纪决知流云最易散,只是未料到亲手抚养成人的纪榛会这样快远他而去。

伦常、道义、礼法、纲纪。

他再天纵英才,也只是肉骨凡胎,他迈不过人间的座座大山,跨不了世俗的漫漫江海。

他无畏千夫所指,却不敢让将他看作至亲的纪榛获悉他不知何时滋长的浊心。

一生念,二生思,三生爱,四生惧。

终其百年,纪决都只能是纪榛的兄长。

在得知长街刺杀一事后,他想过除掉沈雁清。

在此之前他先去见了纪榛。

纪榛殷勤地给他捏肩捶腿,“我怕哥哥担心才不说的,只是一次意外,算不得什么事。”

为了印证自己毫发无损,纪榛绕着屋子兜了好几圈,又模样乖巧地跪到他腿边。

纪决还未斥责,先顺着跪地的纪榛半敞开的衣襟见到了锁骨处的痕迹。

他虽未娶妻,却不可能不知这些青红交叠的痕迹代表着什么。

纪榛浑不知觉,仰着脸软声说:“哥哥别生我的气了,好不好?”

又束起三个手指发誓,“我保证以后事事都不瞒着你。”

纪决抿唇,沉默地替纪榛拢好衣领。

纪榛笑眼弯弯,将脸贴到他掌心,喃喃道:“当时你若知晓长街之事,定会嫌不吉利,不让我和沈雁清成亲,可我是真喜欢他,哥哥,我现在过得很开心.....”

“纪大人,到纪府了。

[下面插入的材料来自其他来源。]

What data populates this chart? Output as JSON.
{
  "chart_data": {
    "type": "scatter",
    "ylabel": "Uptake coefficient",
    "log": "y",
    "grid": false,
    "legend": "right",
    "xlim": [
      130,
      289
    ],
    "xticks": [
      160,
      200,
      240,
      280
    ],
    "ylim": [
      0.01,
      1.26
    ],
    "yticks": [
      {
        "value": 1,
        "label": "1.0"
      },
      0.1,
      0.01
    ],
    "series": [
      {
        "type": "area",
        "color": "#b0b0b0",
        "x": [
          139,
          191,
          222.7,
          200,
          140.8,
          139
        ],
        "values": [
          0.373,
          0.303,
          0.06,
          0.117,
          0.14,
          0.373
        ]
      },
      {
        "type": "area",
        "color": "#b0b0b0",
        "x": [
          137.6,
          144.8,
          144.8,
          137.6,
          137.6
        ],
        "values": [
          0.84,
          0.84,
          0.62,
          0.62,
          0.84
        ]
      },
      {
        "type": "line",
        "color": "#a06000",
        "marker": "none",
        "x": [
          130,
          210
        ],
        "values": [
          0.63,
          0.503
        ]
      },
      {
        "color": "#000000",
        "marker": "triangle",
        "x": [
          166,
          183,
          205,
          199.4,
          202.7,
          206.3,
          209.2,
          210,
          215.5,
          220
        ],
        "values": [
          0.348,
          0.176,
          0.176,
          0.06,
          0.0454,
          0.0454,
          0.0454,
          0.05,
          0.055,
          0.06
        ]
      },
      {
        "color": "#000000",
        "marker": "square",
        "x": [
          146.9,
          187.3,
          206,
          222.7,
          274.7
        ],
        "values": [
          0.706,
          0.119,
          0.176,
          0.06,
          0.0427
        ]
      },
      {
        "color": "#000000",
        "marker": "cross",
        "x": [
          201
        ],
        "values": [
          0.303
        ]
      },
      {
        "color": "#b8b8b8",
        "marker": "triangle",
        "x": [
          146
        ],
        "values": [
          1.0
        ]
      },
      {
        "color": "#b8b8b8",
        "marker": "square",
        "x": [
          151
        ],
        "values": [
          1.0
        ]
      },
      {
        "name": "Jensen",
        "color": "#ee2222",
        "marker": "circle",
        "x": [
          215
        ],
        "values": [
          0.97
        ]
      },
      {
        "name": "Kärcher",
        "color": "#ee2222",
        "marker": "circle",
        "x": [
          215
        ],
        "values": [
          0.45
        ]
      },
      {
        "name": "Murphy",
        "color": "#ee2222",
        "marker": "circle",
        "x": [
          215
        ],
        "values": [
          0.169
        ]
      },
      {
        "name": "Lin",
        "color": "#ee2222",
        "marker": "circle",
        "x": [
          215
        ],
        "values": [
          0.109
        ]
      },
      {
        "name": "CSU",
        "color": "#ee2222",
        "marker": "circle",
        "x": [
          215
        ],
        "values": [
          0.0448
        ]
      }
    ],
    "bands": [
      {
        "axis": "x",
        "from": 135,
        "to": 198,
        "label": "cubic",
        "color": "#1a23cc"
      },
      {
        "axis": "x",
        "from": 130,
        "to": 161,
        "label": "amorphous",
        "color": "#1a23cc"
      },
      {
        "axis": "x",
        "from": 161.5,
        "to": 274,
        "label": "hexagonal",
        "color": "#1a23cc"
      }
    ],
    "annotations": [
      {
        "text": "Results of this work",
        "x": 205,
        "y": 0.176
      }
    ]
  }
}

”

铜灯里的烛将要烧尽,纪决恍如梦醒。

他时常设想倘若那日在崇德楼杀了沈雁清现今会是何等光景?

可惧生怯,怯生退,爱之深远者,顾虑太多。

月挂枝头,注定是个难眠夜。

纪榛侧身睡着,怕涌出的泪水弄脏了软枕,将帕子贴在脸上,没一会儿整条帕子就都湿漉漉的能拧出水来。

他与沈雁清成婚三载,今夜是对方第一次如此明白地袒露想要和离的想法。

纪榛哭得抽噎了下,又不想被外头守夜的侍从听见自己的哭声,拿手捂住嘴封住了从喉咙里偷跑出来的呜咽。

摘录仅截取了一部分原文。